I have also been gifted (or will be) with the means to take care of some debts. These have been eating at me, and from time to time keeping me from full focus on ministry. This gift, totally unexpected and completely selfless on the part of the giver, will free me from some mundane worries. Praises again!

And one more gift—a friend is sharing her cottage with me for day tomorrow. I hadn’t realized how much I needed a day completely off until she made the offer and it sounded like heaven—eight hours away from phones, cell phones, and yes, even my computer. Because the truth is, if I’m around any of those, I feel like there’s something I should be doing.

We all know how ministry is—there’s always something we can/should be doing. “Is the sermon written and the service ready for this Sunday (HAH!)? Then what about a start on next Sunday, just in case there’s a crisis? And besides, it will let me be more creative, work harder on the sermon. Or what about updating those PowerPoint backgrounds? I’ve been meaning to do that. Of course, I haven’t finished the pastor’s report for the month…the liturgy for Pride Sunday…the readings for the next couple of months…” You know that conversation with yourself, if you’re a pastor, you’ve probably had it or one like it.

Strong Heart, in searching for a new apartment, made sure to get one with two bedrooms—she wants a study with a door she can close. Wise woman, as I have said many times… It would probably help my sanity to move my laptop back up to the study instead of leaving it in the dining room, too…

Anyway, there is much that is good in my life right now. Celebrate!
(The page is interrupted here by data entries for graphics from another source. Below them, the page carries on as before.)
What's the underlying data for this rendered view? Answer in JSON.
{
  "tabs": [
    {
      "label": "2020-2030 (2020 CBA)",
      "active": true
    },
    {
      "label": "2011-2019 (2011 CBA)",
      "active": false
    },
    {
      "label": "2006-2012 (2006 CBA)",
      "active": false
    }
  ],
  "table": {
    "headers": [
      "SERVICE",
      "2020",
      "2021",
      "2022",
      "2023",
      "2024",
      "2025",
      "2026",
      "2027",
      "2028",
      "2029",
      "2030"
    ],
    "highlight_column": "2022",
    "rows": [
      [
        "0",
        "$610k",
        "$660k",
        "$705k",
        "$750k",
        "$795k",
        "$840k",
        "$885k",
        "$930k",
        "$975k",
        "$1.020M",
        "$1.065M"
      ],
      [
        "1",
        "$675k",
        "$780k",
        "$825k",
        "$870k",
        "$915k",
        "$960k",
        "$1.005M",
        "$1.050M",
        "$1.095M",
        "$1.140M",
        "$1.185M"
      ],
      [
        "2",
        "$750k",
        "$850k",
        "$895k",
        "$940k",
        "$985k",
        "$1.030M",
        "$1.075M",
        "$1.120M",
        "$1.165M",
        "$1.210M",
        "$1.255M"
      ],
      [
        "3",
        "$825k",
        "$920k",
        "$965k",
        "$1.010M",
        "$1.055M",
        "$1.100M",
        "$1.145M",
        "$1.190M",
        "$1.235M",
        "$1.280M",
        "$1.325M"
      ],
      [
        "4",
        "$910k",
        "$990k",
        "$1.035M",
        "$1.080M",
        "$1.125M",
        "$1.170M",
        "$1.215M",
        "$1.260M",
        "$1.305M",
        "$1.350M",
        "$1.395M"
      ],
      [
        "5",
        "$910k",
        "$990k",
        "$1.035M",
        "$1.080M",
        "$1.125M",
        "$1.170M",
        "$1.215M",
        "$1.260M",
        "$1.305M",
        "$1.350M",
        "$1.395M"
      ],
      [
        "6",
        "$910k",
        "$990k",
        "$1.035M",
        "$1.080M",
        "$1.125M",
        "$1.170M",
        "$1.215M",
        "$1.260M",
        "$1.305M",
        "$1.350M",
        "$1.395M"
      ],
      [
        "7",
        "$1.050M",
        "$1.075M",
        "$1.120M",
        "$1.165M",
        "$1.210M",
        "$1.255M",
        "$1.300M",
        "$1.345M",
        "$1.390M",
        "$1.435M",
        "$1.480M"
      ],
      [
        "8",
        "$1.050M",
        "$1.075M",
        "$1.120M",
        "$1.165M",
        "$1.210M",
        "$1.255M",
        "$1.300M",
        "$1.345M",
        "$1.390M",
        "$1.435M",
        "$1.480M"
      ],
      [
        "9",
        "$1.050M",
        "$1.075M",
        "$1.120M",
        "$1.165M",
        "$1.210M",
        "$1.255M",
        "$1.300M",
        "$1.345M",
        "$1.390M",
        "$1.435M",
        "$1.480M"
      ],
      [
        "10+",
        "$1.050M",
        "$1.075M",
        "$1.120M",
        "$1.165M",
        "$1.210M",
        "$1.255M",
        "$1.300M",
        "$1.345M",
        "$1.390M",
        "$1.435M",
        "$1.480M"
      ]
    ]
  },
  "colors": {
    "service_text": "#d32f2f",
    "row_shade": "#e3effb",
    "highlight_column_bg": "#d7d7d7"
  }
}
There are two sadnesses. One is minor, and one is larger, but together they pushed me to think about what is really important in my life.
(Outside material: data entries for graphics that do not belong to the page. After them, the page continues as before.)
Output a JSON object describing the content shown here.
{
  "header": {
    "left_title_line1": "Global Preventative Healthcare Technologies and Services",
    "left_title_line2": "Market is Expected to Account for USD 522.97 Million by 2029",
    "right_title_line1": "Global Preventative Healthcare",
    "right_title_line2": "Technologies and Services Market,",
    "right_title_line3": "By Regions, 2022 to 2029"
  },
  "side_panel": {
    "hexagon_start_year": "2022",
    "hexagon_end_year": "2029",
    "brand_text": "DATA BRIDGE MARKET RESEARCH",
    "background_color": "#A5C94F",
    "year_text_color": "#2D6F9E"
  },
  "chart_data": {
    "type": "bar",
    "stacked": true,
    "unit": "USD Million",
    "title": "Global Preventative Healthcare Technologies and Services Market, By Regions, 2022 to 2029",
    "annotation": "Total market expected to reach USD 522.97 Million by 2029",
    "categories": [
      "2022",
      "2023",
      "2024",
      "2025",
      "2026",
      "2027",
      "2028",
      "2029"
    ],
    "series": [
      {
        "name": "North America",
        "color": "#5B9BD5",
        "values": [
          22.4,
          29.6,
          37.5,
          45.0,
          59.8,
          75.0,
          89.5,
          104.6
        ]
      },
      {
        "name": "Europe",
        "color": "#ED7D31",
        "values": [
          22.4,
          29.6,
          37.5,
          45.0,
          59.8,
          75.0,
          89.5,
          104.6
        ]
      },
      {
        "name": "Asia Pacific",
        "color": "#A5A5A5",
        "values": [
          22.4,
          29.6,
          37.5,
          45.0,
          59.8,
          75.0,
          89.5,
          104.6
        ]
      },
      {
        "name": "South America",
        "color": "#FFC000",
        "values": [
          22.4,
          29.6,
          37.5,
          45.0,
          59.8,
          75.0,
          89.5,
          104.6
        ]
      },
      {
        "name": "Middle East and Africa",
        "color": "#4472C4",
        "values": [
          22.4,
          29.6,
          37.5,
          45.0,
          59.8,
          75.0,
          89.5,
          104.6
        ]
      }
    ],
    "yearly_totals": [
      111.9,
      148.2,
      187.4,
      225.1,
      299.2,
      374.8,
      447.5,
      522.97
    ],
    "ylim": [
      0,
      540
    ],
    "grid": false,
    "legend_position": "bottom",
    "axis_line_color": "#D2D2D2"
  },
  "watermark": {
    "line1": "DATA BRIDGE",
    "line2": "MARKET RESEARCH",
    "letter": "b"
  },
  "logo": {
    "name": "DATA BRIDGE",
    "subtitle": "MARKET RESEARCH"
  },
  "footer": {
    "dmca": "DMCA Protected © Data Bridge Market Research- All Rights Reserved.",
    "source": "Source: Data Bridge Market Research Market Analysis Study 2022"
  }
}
My mother’s brother, the one just younger than her, is terminally ill with cancer. He will be the first loss among the eight siblings, and she is having difficulty with this. It doesn’t help that her late husband (my step-father) died as a result of the same kind of cancer, and at about this time of year. I am concerned for my mother—I don’t know my uncle well, we were closer to others of my uncles growing up, so of course I am concerned for my cousins, but more so for my mother. This is the larger sorrow.

The minor one… Last summer, Strong Heart and I set up a “bistro’ on the front porch—little table, a couple of chairs, a nice BBQ grill. We used it often. She’d have dinner finishing up on the grill for me when I got back from Sister City; we’d have coffee out there in the mornings; or beer and conversations with the denizens of the Little Yellow House. This summer, the Professor, who now works (and soon will live!) down the street, has stopped by for a beer and conversation a few times. We sat at the table and talked about the joys and worries and frustrations and hopes we had. I would grill for myself and eat in the sunshine, reading a good book.
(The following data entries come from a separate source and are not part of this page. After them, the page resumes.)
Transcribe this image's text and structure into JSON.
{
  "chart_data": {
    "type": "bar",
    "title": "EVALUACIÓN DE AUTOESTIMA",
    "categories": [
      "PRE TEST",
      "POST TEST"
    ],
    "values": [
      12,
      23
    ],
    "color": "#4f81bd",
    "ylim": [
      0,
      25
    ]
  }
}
All that is over… Someone came along with bolt cutters and took the table and chairs.

They weren’t that fancy—nice, to be sure, and comfortable and good-looking. As Strong Heart says, clearly we have taste! But there’s no real value to them—they can’t be resold as a bicycle or car or computer could. I’m more upset by the symbolic loss than the actual loss. If I really want a table, I can go get another one. But that one…that had memories attached to it—of Strong Heart and I, of friends gathered in laughter, of good books, of rest at the end of a long day. It’s not the monetary value, it’s the heart value.

My prayer (arrived at after some heartburn and sorrow, lest you think me a plaster saint) is that those who took the table and chairs enjoy them as much as my friends and I did.

Well, onward and upward, my friends. I’m off to the cottage tomorrow!